Nell’era sovietica, la Russia si estendeva entro i confini dell’Impero che gli zar avevano costruito e si proiettava verso l’Europa centrale che Stalin aveva annesso. Oggi la Russia resta il paese più esteso del mondo ma, tralasciando la Polonia che aveva cancellato dalla carta geografica nel XIX secolo, ha perso l’Asia centrale, la maggior parte del Caucaso e l’Ucraina, la culla da cui è nata più di mille anni fa.

Soffre ancora i dolori di queste amputazioni. Ed è in preda a una febbre revanscista. Nelle ex repubbliche sovietiche, diventate oggi Stati indipendenti, può far leva, come in effetti accade, sulle minoranze russe e di altre etnie che si erano insediate in questi territori in epoca sovietica e già ancor prima sotto gli zar.

La questione russa, che è essenzialmente una questione di frontiere, ha continuato a creare tensioni e, parallelamente, in Asia, un intero continente è emerso da un lungo letargo, si è affermato economicamente e, come l’Europa di ieri, sta cercando un equilibrio tra le sue grandi potenze. Paralizzata dalla Cina come l’Europa lo era stata dalla Francia di Luigi XIV e di Napoleone, l’Asia cova dei conflitti che ribollono nel Mar della Cina. E poi ci sono i mondi musulmani.

Ma la realtà più inquietante non è quella dell’Isis e del terrorismo islamista, che continuerà a colpire. Nessuna città, nessun paese, nessun continente ne è al riparo, ma l’Isis, già molto indebolito, non è invincibile, mentre il Medio Oriente sta entrando in una Guerra dei Cent’anni in cui s’intrecciano un braccio di ferro millenario fra le sue potenze, la religione e il crollo delle frontiere coloniali. Per dividere e regnare, Francia e Gran Bretagna avevano disegnato, sulle macerie dell’Impero Ottomano, degli Stati in cui dovevano convivere le differenti religioni dell’Islam e del cristianesimo, per non parlare dei drusi, dei curdi o degli yazidi. La guerra fredda aveva consolidato questi confini, perché i due blocchi dividevano anche il Medio Oriente, ma oggi che non c’è più il colonialismo né il bipolarismo, la realtà riprende il sopravvento.
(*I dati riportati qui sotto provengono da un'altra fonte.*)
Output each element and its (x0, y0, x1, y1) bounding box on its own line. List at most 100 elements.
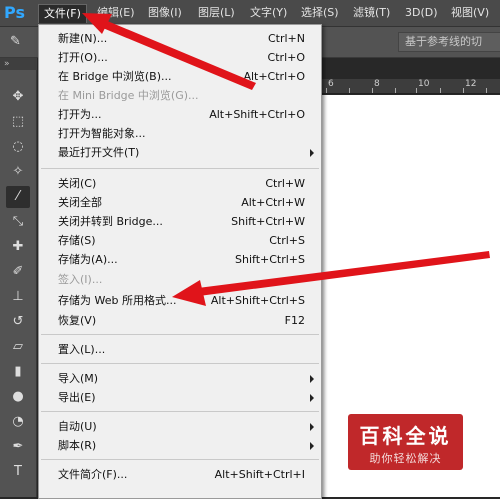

Tutti vogliono vivere in casa propria, perché tutti vogliono prendere possesso del loro destino. Gli Stati postcoloniali si stanno sgretolando e questo tanto più velocemente quanto più la rinascita della Persia sotto le spoglie del moderno Iran rinfocola la rivalità tra le due correnti religiose dell’Islam, i sunniti e gli sciiti, e rimette in contrapposizione la potenza araba con quella persiana.
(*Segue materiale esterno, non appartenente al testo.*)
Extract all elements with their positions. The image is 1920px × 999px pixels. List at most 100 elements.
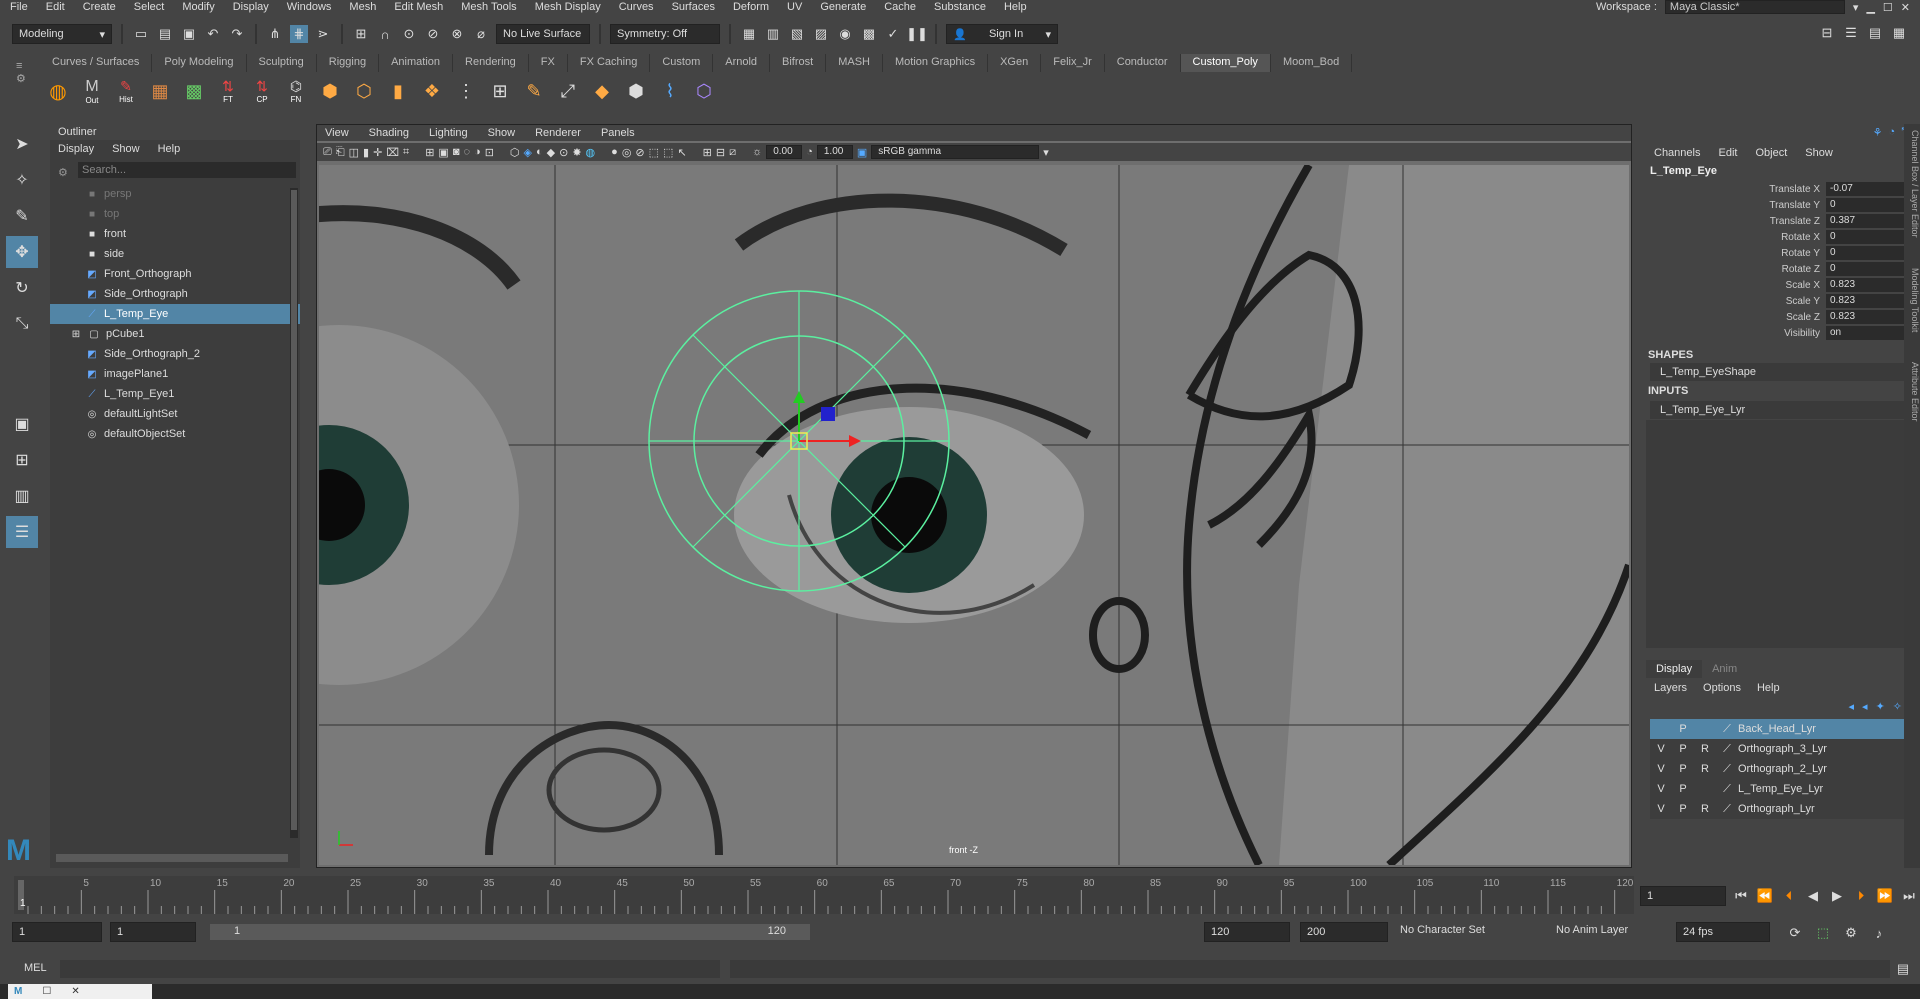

Dall’Asia al Medio Oriente passando per l’area russa, la fine della guerra fredda ha risvegliato innumerevoli conflitti rimasti a lungo congelati. Stiamo vivendo i primi sussulti della gestazione di un nuovo mondo e le paure che suscitano si aggiungono a quelle generate dalla globalizzazione economica, con le sue delocalizzazioni di imprese, le sue nuove forme di concorrenza e la conseguente pressione che essa esercita sui redditi e i sistemi di protezione sociale dei lavoratori salariati occidentali.

Il sommarsi di queste paure ha prodotto, a sua volta, un ritorno dei nazionalismi e delle destre estreme negli Stati Uniti, in Europa e in Asia. Quasi il 22 per cento dei francesi ha votato per la Marine Le Pen in Francia. Questo non le basterà per conquistare la presidenza della repubblica, ma è comunque un grande risultato e figure politiche a lei simili sono già al potere a Washington e Nuova Delhi, a Mosca e Gerusalemme, a Pechino, Budapest e Varsavia. Il nazionalismo è una tendenza sempre più diffusa in questo inizio dei secolo. Ma il nazionalismo è la guerra.